Ternyata Indonesia Masih Kalah dengan India Dalam Pemakaian BBM Rendah Sulfur
Pemerintah India dinilai lebih siap dan serius dalam penanganan kualitas udara.
Peneliti dari Center of Reform of Economics (CORE), Muhammad Andri Perdana menyoroti lambatnya penerapan bahan bakar minyak (BBM) ber-sulfur rendah di Indonesia.
Menurut Andri, meski Pertamina telah menawarkan BBM dengan sulfur di bawah 50 Parts Per Million (PPM), yaitu Pertamina Dex 53, Pertamina Turbo 98, dan Pertamax Turbo 95, jenis BBM yang memenuhi standar Euro 4 masih sangat terbatas.
"Jadi selain itu, spesifikasi yang memenuhi Euro 4 itu tidak ada. jadi disini yang Euro 4 saja, yang PPM- nya 50, yang kalau kita lihat di negara-negara lain itu sudah Euro 6, Euro 7 gitu kan, semuanya udah jauh di bawah ini kualitasnya," kata Andri dalam acara media workshop, Jakarta, Senin (5/8).

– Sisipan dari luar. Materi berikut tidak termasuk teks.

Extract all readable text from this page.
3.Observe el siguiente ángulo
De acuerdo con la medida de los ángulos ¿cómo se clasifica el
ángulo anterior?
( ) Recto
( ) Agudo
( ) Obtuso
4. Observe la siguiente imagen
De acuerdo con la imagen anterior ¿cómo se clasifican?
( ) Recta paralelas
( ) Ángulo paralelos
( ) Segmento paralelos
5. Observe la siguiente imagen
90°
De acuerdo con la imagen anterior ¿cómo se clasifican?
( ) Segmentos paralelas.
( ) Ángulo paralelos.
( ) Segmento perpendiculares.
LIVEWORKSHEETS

Dari sisi otomotif, Andri menilai sektor otomotif di Indonesia belum sepenuhnya siap untuk beralih ke standar BBM yang lebih tinggi, meski kualitas kendaraan di negara ini sudah mampu menerima BBM dengan standar Euro 4.
Jika dibandingkan dengan India yang memiliki kondisi ekonomi serupa dengan Indonesia, kata Andri India jauh lebih siap dalam menangani masalah kualitas udara dan penerapan standar BBM yang lebih ketat.

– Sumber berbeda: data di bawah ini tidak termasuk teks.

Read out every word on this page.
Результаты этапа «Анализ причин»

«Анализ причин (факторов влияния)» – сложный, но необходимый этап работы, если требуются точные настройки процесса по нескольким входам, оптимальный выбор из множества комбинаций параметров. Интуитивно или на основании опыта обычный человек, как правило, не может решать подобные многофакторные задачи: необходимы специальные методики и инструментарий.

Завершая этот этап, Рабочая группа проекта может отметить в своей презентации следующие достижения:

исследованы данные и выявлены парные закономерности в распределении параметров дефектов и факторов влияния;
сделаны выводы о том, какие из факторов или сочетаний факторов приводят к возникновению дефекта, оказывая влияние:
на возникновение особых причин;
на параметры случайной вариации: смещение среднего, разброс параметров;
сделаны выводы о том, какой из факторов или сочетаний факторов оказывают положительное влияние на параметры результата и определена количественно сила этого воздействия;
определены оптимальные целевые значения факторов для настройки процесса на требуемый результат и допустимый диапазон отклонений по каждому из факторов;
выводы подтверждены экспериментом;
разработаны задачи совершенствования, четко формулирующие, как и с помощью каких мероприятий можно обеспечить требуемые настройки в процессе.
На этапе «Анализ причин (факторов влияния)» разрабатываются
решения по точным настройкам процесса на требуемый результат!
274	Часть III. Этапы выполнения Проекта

"India yang kita per kapitanya kurang lebih sama dengan Indonesia, bisa jauh lebih siap dalam kualitas udaranya gitu kan mereka lebih serius dalam memperbaiki kesiapan polusi udara," tambahnya.

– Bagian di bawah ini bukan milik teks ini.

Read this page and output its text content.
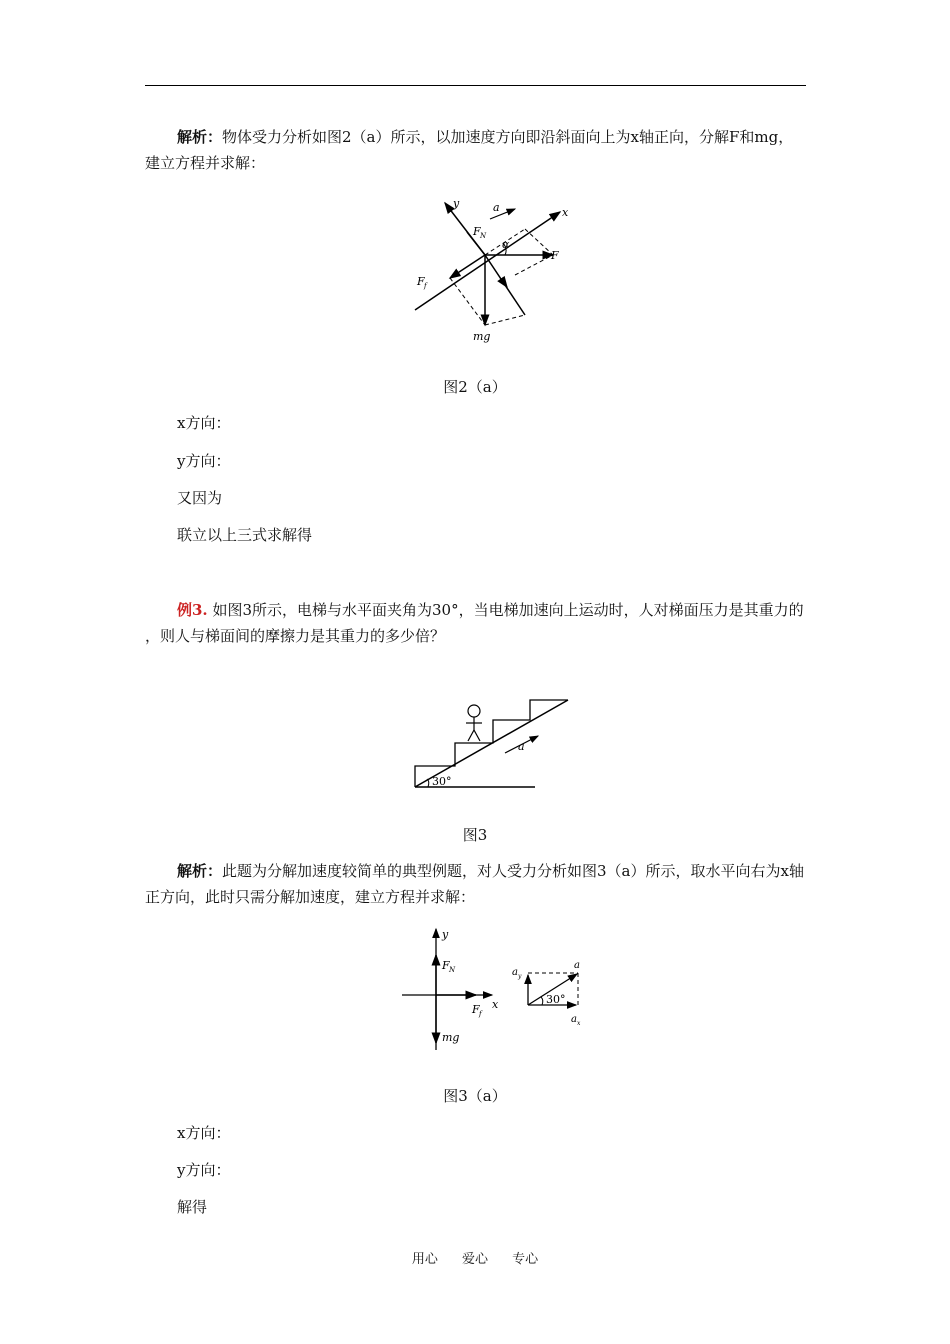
解析：物体受力分析如图2（a）所示，以加速度方向即沿斜面向上为x轴正向，分解F和mg，建立方程并求解：
y	a	x
F N
α
F
F f
mg
图2（a）
x方向：
y方向：
又因为
联立以上三式求解得
例3. 如图3所示，电梯与水平面夹角为30°，当电梯加速向上运动时，人对梯面压力是其重力的 ，则人与梯面间的摩擦力是其重力的多少倍？
a
30°
图3
解析：此题为分解加速度较简单的典型例题，对人受力分析如图3（a）所示，取水平向右为x轴正方向，此时只需分解加速度，建立方程并求解：
y
F N
F f
x
mg
a y
a
30°
a x
图3（a）
x方向：
y方向：
解得
用心 爱心 专心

Andri menyebut ada beberapa skenario untuk meningkatkan kualitas BBM di Indonesia. Pertama dengan menaikan anggaran subsidi, di mana pemerintah menaikkan anggaran subsidi untuk menaikkan kualitas BBM ke Euro-4.
Kenaikan biaya produksi akibat peningkatan kualitas BBM ditanggung oleh APBN sepenuhnya. Sehingga memberikan dampak terhadap perubahan anggaran yang meningkat hingga Rp21,5 triliun sampai Rp46,1 triliun yang diakumulasikan yakni pada 2025-2028.
Skenario kedua, pemerintah tidak perlu menambah anggaran untuk menaikkan kualitas BBM, sehingga kenaikan biaya produksi langsung dibebankan ke masyarakat dengan menaikkan harga BBM sekitar Rp100-Rp250 per liter.
Skenario ini, kata dia akan memberikan dampak terhadap inflasi +0,07 persen hingga 0,19 persen. Namun dampak inflasi hanya terjadi pada tahun awak kebijakan yakni tahun 2025.
Skenario terakhir adalah pembatasan subsidi BBM. Pemerintah dapat mengalihkan anggaran subsidi untuk membiayai kenaikan kualitas BBM melalui pembatasan subsidi bagi sebagian jenis kendaraan.
Dia melanjutkan dengan menggunakan skema terakhir ini pemerintah dapat menghemat penurunan volume subsidi Rp39 triliun hingga Rp42,5 triliun sepanjang tahun 2025-2028.